The wastewater would be dumped at an average rate of over 200 gallons a minute into trout-rich streams draining into the nearby Wolf River. The Wolf is a state Outstanding Resource Water (ORW) -- allowing no degradation of its pristine quality -- and its lower half is protected as a National Wild and Scenic River.

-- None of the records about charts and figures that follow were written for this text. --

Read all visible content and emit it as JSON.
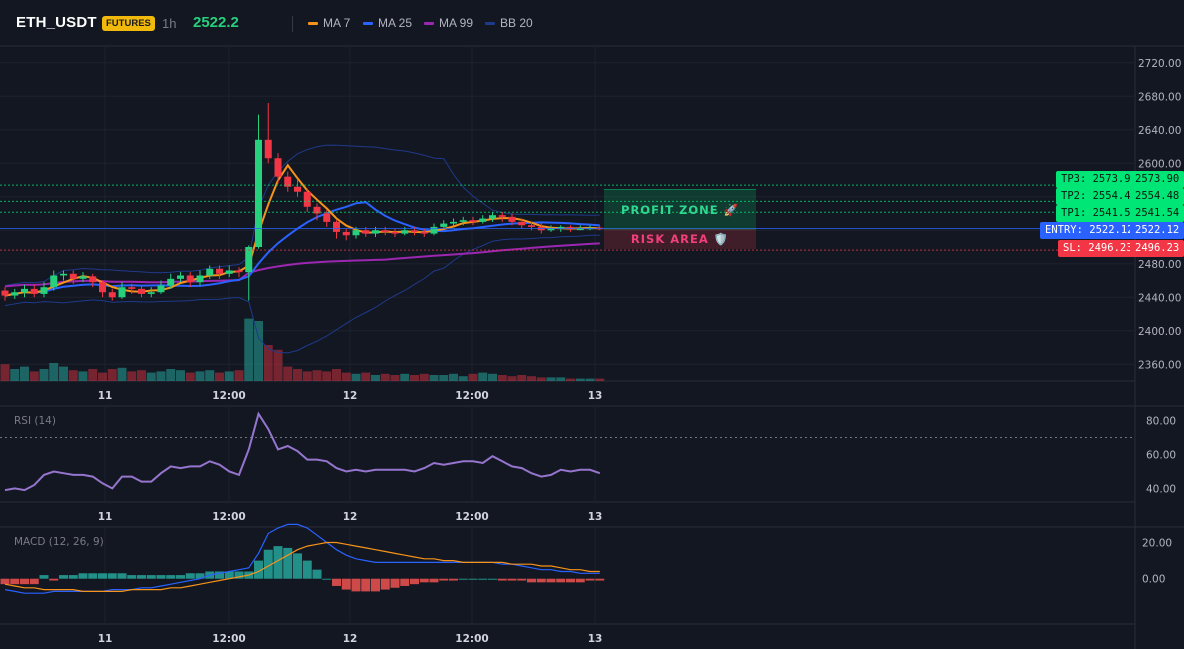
{
  "header": {
    "symbol": "ETH_USDT",
    "badge": "FUTURES",
    "timeframe": "1h",
    "price": "2522.2",
    "legend": [
      {
        "label": "MA 7",
        "color": "#f7931a"
      },
      {
        "label": "MA 25",
        "color": "#2962ff"
      },
      {
        "label": "MA 99",
        "color": "#9c27b0"
      },
      {
        "label": "BB 20",
        "color": "#1e3a8a"
      }
    ]
  },
  "zones": {
    "profit": "PROFIT ZONE 🚀",
    "risk": "RISK AREA 🛡️"
  },
  "levels": {
    "tp3_label": "TP3: 2573.9",
    "tp3_value": "2573.90",
    "tp2_label": "TP2: 2554.48",
    "tp2_value": "2554.48",
    "tp1_label": "TP1: 2541.54",
    "tp1_value": "2541.54",
    "entry_label": "ENTRY: 2522.12",
    "entry_value": "2522.12",
    "sl_label": "SL: 2496.23",
    "sl_value": "2496.23"
  },
  "colors": {
    "up": "#26d07c",
    "down": "#f23645",
    "tp": "#00e676",
    "entry": "#2962ff",
    "sl": "#f23645"
  },
  "chart_data": {
    "type": "candlestick",
    "price_axis": {
      "ticks": [
        "2720.00",
        "2680.00",
        "2640.00",
        "2600.00",
        "2560.00",
        "2520.00",
        "2480.00",
        "2440.00",
        "2400.00",
        "2360.00"
      ],
      "range": [
        2340,
        2740
      ]
    },
    "time_ticks": [
      "11",
      "12:00",
      "12",
      "12:00",
      "13"
    ],
    "rsi": {
      "label": "RSI (14)",
      "ticks": [
        "80.00",
        "60.00",
        "40.00"
      ],
      "range": [
        32,
        88
      ],
      "overbought": 70,
      "values": [
        39,
        40,
        39,
        42,
        48,
        50,
        49,
        48,
        48,
        47,
        43,
        40,
        47,
        47,
        44,
        44,
        49,
        53,
        52,
        53,
        53,
        56,
        54,
        50,
        48,
        63,
        84,
        75,
        63,
        65,
        62,
        57,
        57,
        56,
        52,
        50,
        51,
        50,
        51,
        51,
        51,
        51,
        50,
        52,
        55,
        54,
        55,
        56,
        56,
        55,
        59,
        56,
        53,
        52,
        49,
        47,
        48,
        51,
        50,
        51,
        51,
        49
      ]
    },
    "macd": {
      "label": "MACD (12, 26, 9)",
      "ticks": [
        "20.00",
        "0.00"
      ],
      "range": [
        -25,
        28
      ],
      "macd": [
        -6,
        -7,
        -8,
        -8,
        -8,
        -7,
        -7,
        -7,
        -7,
        -7,
        -7,
        -6,
        -6,
        -6,
        -5,
        -5,
        -4,
        -3,
        -2,
        -1,
        0,
        2,
        3,
        4,
        5,
        6,
        14,
        25,
        28,
        30,
        30,
        28,
        24,
        20,
        16,
        13,
        11,
        10,
        9,
        9,
        9,
        9,
        9,
        9,
        9,
        9,
        9,
        9,
        9,
        9,
        9,
        8,
        8,
        7,
        6,
        5,
        5,
        4,
        4,
        3,
        3,
        3
      ],
      "signal": [
        -3,
        -4,
        -5,
        -5,
        -6,
        -6,
        -6,
        -6,
        -7,
        -7,
        -7,
        -7,
        -7,
        -6,
        -6,
        -6,
        -6,
        -5,
        -5,
        -4,
        -3,
        -2,
        -1,
        0,
        1,
        2,
        4,
        7,
        10,
        13,
        16,
        18,
        19,
        20,
        20,
        19,
        18,
        17,
        16,
        15,
        14,
        13,
        12,
        11,
        11,
        10,
        10,
        9,
        9,
        9,
        9,
        9,
        8,
        8,
        8,
        7,
        7,
        6,
        5,
        5,
        4,
        4
      ],
      "hist": [
        -3,
        -3,
        -3,
        -3,
        2,
        -1,
        2,
        2,
        3,
        3,
        3,
        3,
        3,
        2,
        2,
        2,
        2,
        2,
        2,
        3,
        3,
        4,
        4,
        4,
        4,
        4,
        10,
        16,
        18,
        17,
        14,
        10,
        5,
        0,
        -4,
        -6,
        -7,
        -7,
        -7,
        -6,
        -5,
        -4,
        -3,
        -2,
        -2,
        -1,
        -1,
        0,
        0,
        0,
        0,
        -1,
        -1,
        -1,
        -2,
        -2,
        -2,
        -2,
        -2,
        -2,
        -1,
        -1
      ]
    },
    "candles": [
      [
        2448,
        2442,
        2452,
        2436
      ],
      [
        2442,
        2446,
        2450,
        2438
      ],
      [
        2446,
        2450,
        2455,
        2440
      ],
      [
        2450,
        2444,
        2455,
        2440
      ],
      [
        2444,
        2452,
        2458,
        2440
      ],
      [
        2452,
        2466,
        2472,
        2448
      ],
      [
        2466,
        2468,
        2472,
        2460
      ],
      [
        2468,
        2462,
        2472,
        2456
      ],
      [
        2462,
        2465,
        2470,
        2458
      ],
      [
        2465,
        2458,
        2468,
        2452
      ],
      [
        2458,
        2446,
        2460,
        2440
      ],
      [
        2446,
        2440,
        2450,
        2436
      ],
      [
        2440,
        2452,
        2458,
        2438
      ],
      [
        2452,
        2450,
        2456,
        2444
      ],
      [
        2450,
        2444,
        2454,
        2440
      ],
      [
        2444,
        2446,
        2452,
        2440
      ],
      [
        2446,
        2454,
        2460,
        2444
      ],
      [
        2454,
        2462,
        2468,
        2450
      ],
      [
        2462,
        2466,
        2470,
        2458
      ],
      [
        2466,
        2458,
        2470,
        2452
      ],
      [
        2458,
        2466,
        2472,
        2454
      ],
      [
        2466,
        2474,
        2478,
        2462
      ],
      [
        2474,
        2468,
        2478,
        2462
      ],
      [
        2468,
        2472,
        2478,
        2464
      ],
      [
        2472,
        2470,
        2476,
        2464
      ],
      [
        2470,
        2500,
        2502,
        2436
      ],
      [
        2500,
        2628,
        2658,
        2498
      ],
      [
        2628,
        2606,
        2672,
        2600
      ],
      [
        2606,
        2584,
        2612,
        2576
      ],
      [
        2584,
        2572,
        2590,
        2566
      ],
      [
        2572,
        2566,
        2580,
        2560
      ],
      [
        2566,
        2548,
        2570,
        2542
      ],
      [
        2548,
        2540,
        2552,
        2532
      ],
      [
        2540,
        2530,
        2544,
        2524
      ],
      [
        2530,
        2518,
        2532,
        2510
      ],
      [
        2518,
        2514,
        2522,
        2508
      ],
      [
        2514,
        2520,
        2524,
        2510
      ],
      [
        2520,
        2516,
        2524,
        2512
      ],
      [
        2516,
        2520,
        2524,
        2512
      ],
      [
        2520,
        2518,
        2524,
        2514
      ],
      [
        2518,
        2516,
        2522,
        2512
      ],
      [
        2516,
        2520,
        2524,
        2514
      ],
      [
        2520,
        2518,
        2524,
        2514
      ],
      [
        2518,
        2516,
        2522,
        2512
      ],
      [
        2516,
        2524,
        2528,
        2514
      ],
      [
        2524,
        2528,
        2532,
        2522
      ],
      [
        2528,
        2530,
        2534,
        2524
      ],
      [
        2530,
        2532,
        2536,
        2526
      ],
      [
        2532,
        2530,
        2536,
        2526
      ],
      [
        2530,
        2534,
        2538,
        2528
      ],
      [
        2534,
        2538,
        2542,
        2530
      ],
      [
        2538,
        2536,
        2542,
        2530
      ],
      [
        2536,
        2530,
        2540,
        2526
      ],
      [
        2530,
        2526,
        2534,
        2522
      ],
      [
        2526,
        2524,
        2530,
        2520
      ],
      [
        2524,
        2520,
        2528,
        2516
      ],
      [
        2520,
        2522,
        2526,
        2518
      ],
      [
        2522,
        2524,
        2526,
        2518
      ],
      [
        2524,
        2522,
        2526,
        2518
      ],
      [
        2522,
        2522,
        2526,
        2520
      ],
      [
        2522,
        2523,
        2526,
        2520
      ],
      [
        2523,
        2522,
        2525,
        2520
      ]
    ],
    "volume": [
      14,
      10,
      12,
      8,
      10,
      15,
      12,
      9,
      8,
      10,
      7,
      10,
      11,
      8,
      9,
      7,
      8,
      10,
      9,
      7,
      8,
      9,
      7,
      8,
      9,
      52,
      50,
      30,
      26,
      12,
      10,
      8,
      9,
      8,
      10,
      7,
      6,
      7,
      5,
      6,
      5,
      6,
      5,
      6,
      5,
      5,
      6,
      4,
      6,
      7,
      6,
      5,
      4,
      5,
      4,
      3,
      3,
      3,
      2,
      2,
      2,
      2
    ]
  }
}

The state's largest whitewater trout stream, the Wolf, flows through the Menominee reservation. Trout Unlimited's Wolf River chapter says that “the mine as proposed would be a serious threat to the Wolf River as a trout stream.” The U.S. Bureau of Mines says that mine wastes have poisoned 10,000 miles of rivers.
The economic effects of mining have been compared to drugs -- a false high, followed by a terrible crash. This cycle has ruined local economies from Appalachia to Michigan's Upper Peninsula. USA Today reports that six of the ten U.S. counties with the largest population losses have gone through mining busts.
Mining supporters say that a mine brings in new tax revenues. Yet Wisconsin's mining tax (and environmental law) is full of loopholes, due to efforts led by Wisconsin Manufacturers & Commerce (WMC) and state Administration Secretary James Klauser -- himself a former Exxon lobbyist. If the Mole Lake mine doesn't make a profit, there would be no taxes to pay. Unlike its Exxon parent firm, Exxon Minerals operated at a loss every year, at least between 1971-1984.
The Mole Lake Council, by ripping up a $20,000 Exxon check that would have bought reservation mineral rights, showed that their land is more precious than greed. Tribal judge Fred Ackley says, “If they go ahead with their mine, our tribe is going to be devastated.”
“We like where we're living,” tribal member Myra Tuckwab states. “Now that we're here, they discover something and they either want to take it from us or move us away from it...This is where I belong. This is where my roots are and this is where I'm gonna stay.”